Para o azar dos que prezam as liberdades individuais e os direitos fundamentais legados pela matriz civilizacional judaico-cristã, o “camarada ordinário de Stavropol” cumpriu a sua missão neste planeta
A substituição do comunismo ortodoxo pela pauta globalista (ambientalismo, desarmamento, justiça social etc.) era parte essencial do plano de desfazer a tradicional “imagem do inimigo”. Portanto, o que acabou ali, na virada dos anos 1980 para os 1990, foi menos o comunismo do que a sua imagem, com a qual o Ocidente estava habituado. Com o fim dessa imagem, os líderes do mundo livre ficaram desorientados, situação agravada pela já referida autoilusão liberal segundo a qual o capitalismo é uma força civilizatória irresistível, o destino manifesto de todas as nações do planeta.
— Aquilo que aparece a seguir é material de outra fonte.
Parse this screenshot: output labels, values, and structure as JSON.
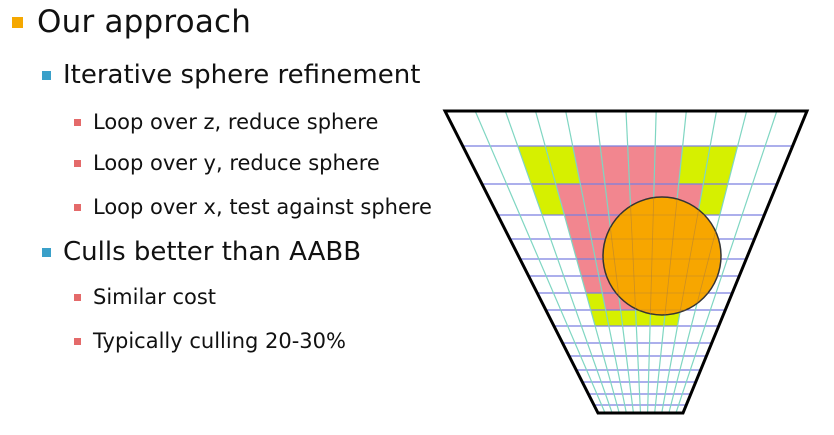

A ordem mundial contemporânea corresponde muito mais àquilo com o que Gorbachev sonhou por toda a vida do que com os sonhos e expectativas de Reagan, Thatcher ou João Paulo II. Mesmo as democracias ocidentais mais consolidadas – incluindo a americana, modelo de todas elas – experimentam hoje um surto de totalitarismo coletivista. Em lugar da liberalização generalizada pretensamente trazida pela economia de livre mercado, o que vimos foi, ao contrário, uma espécie de sovietização do mundo. Sim, para o azar dos que prezam as liberdades individuais e os direitos fundamentais legados pela matriz civilizacional judaico-cristã, o “camarada ordinário de Stavropol” cumpriu a sua missão neste planeta. E é assim que ele entra para a história.